GREENWICH, Conn. – Greenwich residents are hoping to honor Sal Strazza, a baseball coach who died last year, by asking the town to rename the Byram School Baseball Field after him.

For 30 years, Strazza worked to build and maintain the town’s youth baseball program. He died at the age of 60 on April 1 after a long battle with cancer at his home in Holly Springs, N.C.

Clay Miles, one of the many kids Strazza coached, wrote to Strazza before he died. Miles told Strazza that he went to college, became a U.S. Marine for nine years, works as a civilian in the intelligence field in Afghanistan, is married with four kids and is a professional stand-up comedian on the side. “Why should he know all this? Well, he needs to know I could have been half the person I am today without his guidance when I was young,” wrote Miles.

More than 700 residents and former players living all over the country signed a petition to rename the field. The measure goes before the Board of Selectmen on Thursday.

“His selfless enthusiastic, caring and energetic demeanor created a positive environment for players and parents alike,” Rob Spaeth, president of the George M. Weiss Sr. Babe Ruth League, said in a Sept. 9 letter to the town.

If approved by the Board of Selectmen at its March 15 meeting, the proposal would go to the Representative Town Meeting's agenda for April.

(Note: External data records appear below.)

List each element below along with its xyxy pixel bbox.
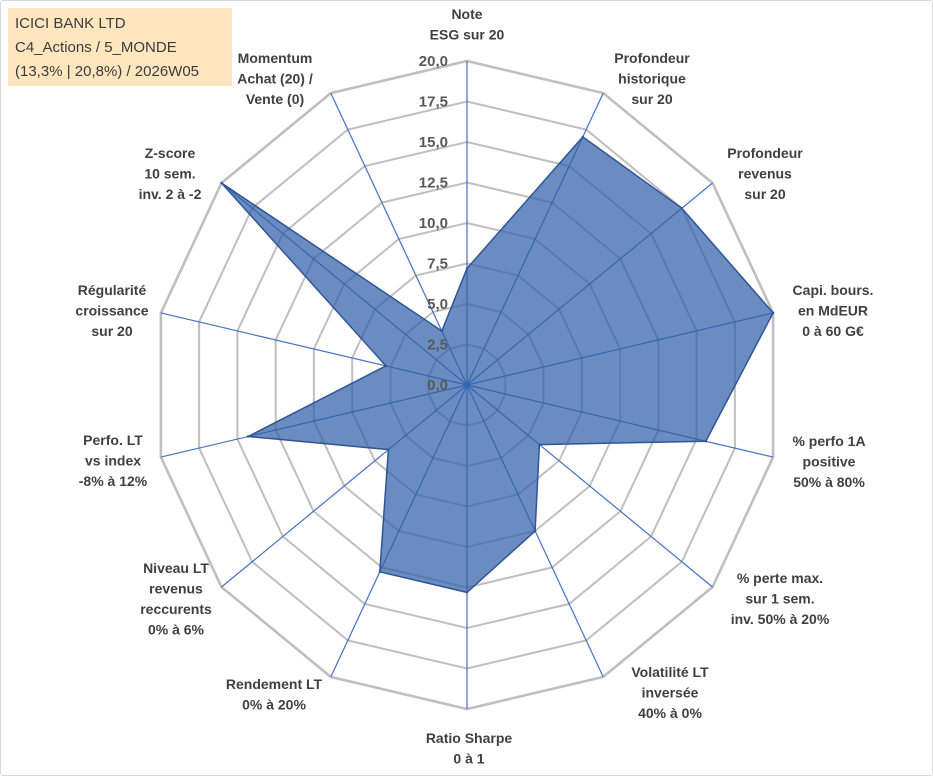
axis-label-line: positive — [803, 454, 856, 470]
data-point — [378, 570, 381, 573]
axis-label-line: vs index — [85, 453, 141, 469]
axis-label-line: 0 à 60 G€ — [802, 323, 864, 339]
axis-label: Z-score 10 sem. inv. 2 à -2 — [139, 145, 202, 202]
axis-label-line: sur 20 — [631, 91, 672, 107]
axis-label-line: 40% à 0% — [638, 705, 702, 721]
axis-label: Capi. bours. en MdEUR 0 à 60 G€ — [793, 282, 874, 339]
axis-label-line: sur 20 — [744, 186, 785, 202]
tick-label: 2,5 — [427, 337, 448, 354]
data-point — [771, 311, 775, 315]
data-point — [246, 435, 250, 438]
data-point — [384, 364, 388, 368]
axis-label-line: Perfo. LT — [83, 432, 143, 448]
axis-label-line: Profondeur — [727, 145, 803, 161]
data-point — [440, 329, 443, 333]
data-point — [680, 207, 683, 210]
tick-labels: 0,0 2,5 5,0 7,5 10,0 12,5 15,0 17,5 20,0 — [419, 53, 448, 394]
axis-label: Profondeur revenus sur 20 — [727, 145, 803, 202]
axis-label: Volatilité LT inversée 40% à 0% — [631, 664, 709, 721]
tick-label: 0,0 — [427, 377, 448, 394]
series-area — [220, 135, 775, 594]
info-box: ICICI BANK LTD C4_Actions / 5_MONDE (13,… — [8, 8, 232, 86]
axis-label-line: Volatilité LT — [631, 664, 709, 680]
axis-label: Niveau LT revenus reccurents 0% à 6% — [140, 560, 212, 638]
axis-label-line: revenus — [738, 166, 792, 182]
axis-label-line: revenus — [149, 581, 203, 597]
axis-label-line: 10 sem. — [144, 166, 195, 182]
axis-label: Perfo. LT vs index -8% à 12% — [79, 432, 148, 489]
data-point — [704, 440, 707, 443]
axis-label-line: reccurents — [140, 601, 212, 617]
tick-label: 12,5 — [419, 175, 448, 192]
axis-label-line: -8% à 12% — [79, 473, 148, 489]
axis-label-line: Rendement LT — [226, 676, 323, 692]
tick-label: 7,5 — [427, 256, 448, 273]
tick-label: 5,0 — [427, 296, 448, 313]
axis-label: Ratio Sharpe 0 à 1 — [426, 730, 513, 767]
axis-label-line: inv. 2 à -2 — [139, 186, 202, 202]
tick-label: 17,5 — [419, 94, 448, 111]
series — [220, 135, 775, 594]
info-box-category: C4_Actions / 5_MONDE — [15, 39, 177, 56]
axis-label-line: Achat (20) / — [237, 71, 313, 87]
axis-label: Note ESG sur 20 — [430, 6, 505, 43]
axis-label-line: Niveau LT — [143, 560, 209, 576]
data-point — [220, 181, 223, 185]
info-box-stats: (13,3% | 20,8%) / 2026W05 — [15, 63, 199, 80]
axis-label: Rendement LT 0% à 20% — [226, 676, 323, 713]
axis-label: Momentum Achat (20) / Vente (0) — [237, 50, 313, 107]
axis-label: Régularité croissance sur 20 — [75, 282, 148, 339]
axis-label-line: Vente (0) — [246, 91, 304, 107]
axis-label-line: Z-score — [145, 145, 196, 161]
axis-label-line: Note — [451, 6, 482, 22]
axis-label-line: croissance — [75, 303, 148, 319]
data-point — [387, 448, 390, 451]
axis-label-line: inv. 50% à 20% — [731, 611, 830, 627]
tick-label: 10,0 — [419, 215, 448, 232]
axis-label-line: en MdEUR — [798, 303, 868, 319]
axis-label-line: sur 20 — [91, 323, 132, 339]
axis-label-line: Profondeur — [614, 50, 690, 66]
axis-label-line: sur 1 sem. — [745, 591, 814, 607]
axis-label-line: ESG sur 20 — [430, 27, 505, 43]
axis-label: % perfo 1A positive 50% à 80% — [792, 433, 865, 490]
data-point — [581, 135, 584, 139]
axis-label: Profondeur historique sur 20 — [614, 50, 690, 107]
axis-label-line: % perte max. — [737, 570, 823, 586]
data-point — [465, 267, 469, 270]
tick-label: 20,0 — [419, 53, 448, 70]
axis-label-line: Capi. bours. — [793, 282, 874, 298]
axis-label-line: Régularité — [78, 282, 147, 298]
data-point — [538, 443, 541, 446]
info-box-title: ICICI BANK LTD — [15, 15, 126, 32]
axis-label-line: 0% à 20% — [242, 697, 306, 713]
axis-label-line: 0% à 6% — [148, 622, 205, 638]
axis-label-line: 50% à 80% — [793, 474, 865, 490]
axis-label-line: 0 à 1 — [453, 751, 484, 767]
axis-label-line: inversée — [642, 685, 699, 701]
axis-label-line: Ratio Sharpe — [426, 730, 513, 746]
data-point — [533, 529, 537, 533]
axis-label-line: Momentum — [238, 50, 313, 66]
axis-label: % perte max. sur 1 sem. inv. 50% à 20% — [731, 570, 830, 627]
data-point — [465, 591, 469, 594]
axis-labels: Note ESG sur 20 Profondeur historique sur 20… — [75, 6, 873, 767]
axis-label-line: historique — [618, 71, 686, 87]
axis-label-line: % perfo 1A — [792, 433, 865, 449]
tick-label: 15,0 — [419, 134, 448, 151]
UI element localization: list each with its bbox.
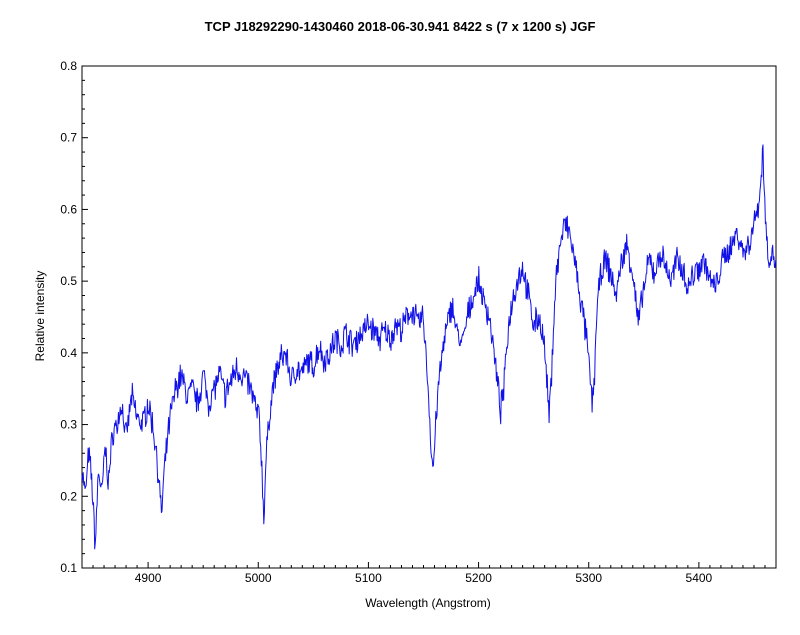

Mike Bocchino, chairman of the Byram Neighborhood Association , said the idea was planted at Strazza’s funeral, as he and other residents and former baseball players were reminiscing. Bocchino brought it forward to the association to rename Byram School Baseball Field after Strazza.

During the mid 1970s, Greenwich had no organized baseball leagues during the spring and summer. Strazza and George Zacanini found funding to create a league through the National Babe Ruth Organization. In 1978, Strazza put up his own money and found sponsorship from local businesses so all kids could play without any financial burden.

When he petitioned the town for a fall baseball league and lost, Strazza transported kids to Eastchester, N.Y., to have a chance to play.

He provided housing in his own home for visiting teams during state-sanctioned baseball tournaments hosted by the town. He began running Jimmy Fund charity tournaments in Greenwich in the late 1980s and continued for 10 years, raising money for children with cancer.

Strazza was also responsible for improvements such as fencing, dugouts, a sprinkler system and a new electronic scoreboard at the field. He also cut the grass on the Byram School field during baseball season.

State Rep. Fred Camillo, a Republican, coached teams that played against Strazza’s squads and umpired games in which he was involved. “He was a character of the game, and the town, in the very best sense,” Camillo wrote in a September letter to the town. “I often marveled at the time he spent on ballfields, time that he could have reserved for himself. To Sal, it was no big deal because that was really where he wanted to be, anyway, even despite his love for golf.”

For 30 years, Strazza also served the community as a local mechanic and became custodian of the New Lebanon School in Byram.